The order, by Judge Julián Ercolini, was made in a resolution later published by local press.
Ercolini said he considered the evidence supplied by the prosecutor "sufficient" to "summon Alberto Ángel Fernández to testify at 11am on December 11 of the current year" at the federal courthouse in Retiro, Buenos Aires.
"He is imputed for having caused on at least two occasions injuries to his then partner Fabiola Andrea Yáñez, whom he had attacked physically, in her arm and right eye," reads the judicial resolution, detailing that both alleged attacks occurred in 2021 during Fernández’s 2019-2023 presidency, according to the denunciation.
The writ adds that from then on "the psychological and physical violence became recurrent" on the part of Fernández and Yáñez "had been coerced " into not denouncing it.
“Fernández, directly and through third parties, insistently and aggressively asked her not to file a complaint” of gender violence, wrote the judge.
Last August 6, former first lady Yáñez denounced Fernández for physical and psychological violence.
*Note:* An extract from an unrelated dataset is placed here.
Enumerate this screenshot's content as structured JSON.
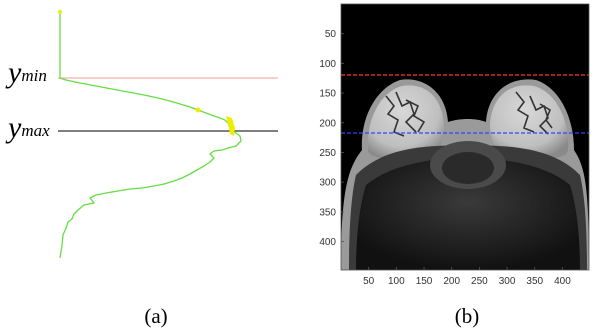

The couple have a son Francisco, 30 months old.
A few days later, the veteran Peronist leader was indicted in the case at the request of the prosecutor, who described the different types of violence which Yáñez said she had suffered, subsequently summoning various witnesses to hear their testimony.
Fernández, 65, has denied all accusations.
"The truth lies elsewhere," he maintained via his social networks.
Judge Ercolini said in his ruling that Fernández’s abuse of Yáñez had left her “with psychological damage, producing a permanent weakening of her health.”